Architecture
Architecture Overview
Crate structure, inference thread model, and design decisions
Crate Structure
Yule is a 10-crate Cargo workspace:
| Crate | Purpose |
|---|---|
yule-core | GGUF parser, dequant kernels, tokenizer, SIMD dispatch |
yule-infer | TransformerRunner, KV cache, sampling, weight loading |
yule-gpu | Compute backend abstraction (CPU done, Vulkan/Metal/CUDA planned) |
yule-verify | Merkle tree, Ed25519 signatures |
yule-attest | Attestation sessions, audit log |
yule-sandbox | Process isolation (Job Object on Windows) |
yule-api | Axum HTTP server, auth, routes, SSE streaming |
yule-registry | Model download and cache (planned) |
yule-cli | CLI entry point |
yule-bench | Criterion benchmarks |
Inference Thread Model
The API server needs to be async (Axum/tokio) for HTTP handling, but TransformerRunner holds &[u8] mmap references that aren't Send. It can't be moved into a tokio task.
Solution: a dedicated std::thread owns all model resources. Async HTTP handlers communicate with it via channels:
HTTP request
→ Axum handler
→ std::sync::mpsc::Sender<InferenceRequest>
→ Inference Thread (owns mmap + runner + tokenizer)

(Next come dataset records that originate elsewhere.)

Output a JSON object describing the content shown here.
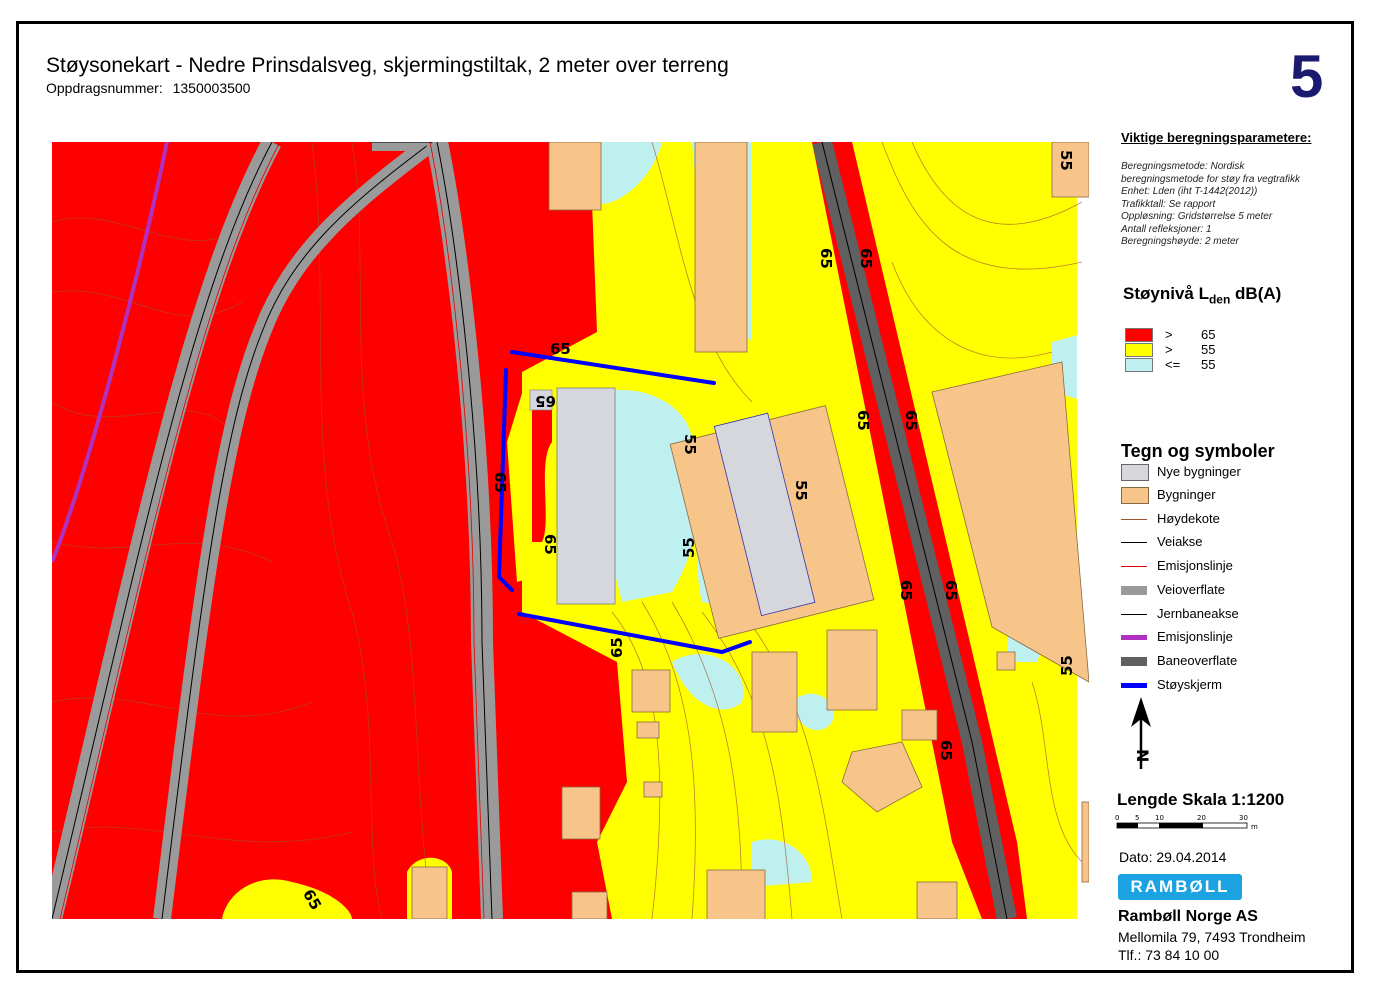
{
  "header": {
    "title": "Støysonekart - Nedre Prinsdalsveg, skjermingstiltak, 2 meter over terreng",
    "assignment_label": "Oppdragsnummer:",
    "assignment_number": "1350003500",
    "map_number": "5"
  },
  "parameters": {
    "title": "Viktige beregningsparametere:",
    "lines": [
      "Beregningsmetode: Nordisk",
      "beregningsmetode for støy fra vegtrafikk",
      "Enhet: Lden (iht T-1442(2012))",
      "Trafikktall: Se rapport",
      "Oppløsning: Gridstørrelse 5 meter",
      "Antall refleksjoner: 1",
      "Beregningshøyde: 2 meter"
    ]
  },
  "noise_legend": {
    "title_prefix": "Støynivå L",
    "title_sub": "den",
    "title_suffix": " dB(A)",
    "items": [
      {
        "op": ">",
        "value": "65",
        "color": "#ff0000"
      },
      {
        "op": ">",
        "value": "55",
        "color": "#ffff00"
      },
      {
        "op": "<=",
        "value": "55",
        "color": "#bff0f0"
      }
    ]
  },
  "symbols": {
    "title": "Tegn og symboler",
    "items": [
      {
        "label": "Nye bygninger",
        "kind": "box",
        "color": "#d6d6dd"
      },
      {
        "label": "Bygninger",
        "kind": "box",
        "color": "#f7c48a"
      },
      {
        "label": "Høydekote",
        "kind": "line",
        "color": "#a0522d"
      },
      {
        "label": "Veiakse",
        "kind": "line",
        "color": "#000000"
      },
      {
        "label": "Emisjonslinje",
        "kind": "line",
        "color": "#e00000"
      },
      {
        "label": "Veioverflate",
        "kind": "thick",
        "color": "#9a9a9a"
      },
      {
        "label": "Jernbaneakse",
        "kind": "line",
        "color": "#000000"
      },
      {
        "label": "Emisjonslinje",
        "kind": "thick",
        "color": "#b030c0"
      },
      {
        "label": "Baneoverflate",
        "kind": "thick",
        "color": "#606060"
      },
      {
        "label": "Støyskjerm",
        "kind": "thick",
        "color": "#0000ff"
      }
    ]
  },
  "north_letter": "N",
  "scale": {
    "title": "Lengde Skala 1:1200",
    "ticks": [
      "0",
      "5",
      "10",
      "20",
      "30"
    ],
    "unit": "m"
  },
  "date": "Dato: 29.04.2014",
  "company": {
    "logo_text": "RAMBØLL",
    "name": "Rambøll Norge AS",
    "address": "Mellomila 79, 7493 Trondheim",
    "phone": "Tlf.: 73 84 10 00"
  },
  "map_labels": [
    "65",
    "65",
    "65",
    "65",
    "55",
    "55",
    "55",
    "65",
    "65",
    "65",
    "65",
    "65",
    "55",
    "65",
    "65",
    "65",
    "55",
    "65"
  ]
}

→ tokens via tokio::sync::mpsc::UnboundedSender<TokenEvent>
→ SSE stream or collected JSON responseThe mmap is intentionally leaked via Box::leak to get a 'static lifetime. This is correct because the model stays loaded for the entire server lifetime.
Single request at a time. This is the right tradeoff for single-model CPU inference. Concurrent requests queue on the channel.
Why Rust
Not just "memory safety". The specific wins:
- GGUF parsers in C/C++ have had CVEs. Buffer overflows in file format parsers are the most common vulnerability class. Rust eliminates them.
- The runtime executes arbitrary model weights. A tampered model could exploit parser bugs to achieve code execution. Rust's type system prevents this entire class of attack.
- Zero-cost abstractions for SIMD. AVX2 intrinsics via
std::archwith no runtime overhead. The SIMD dispatch uses anAtomicU8flag checked once at startup. - No GC pauses during inference. Token generation latency is predictable.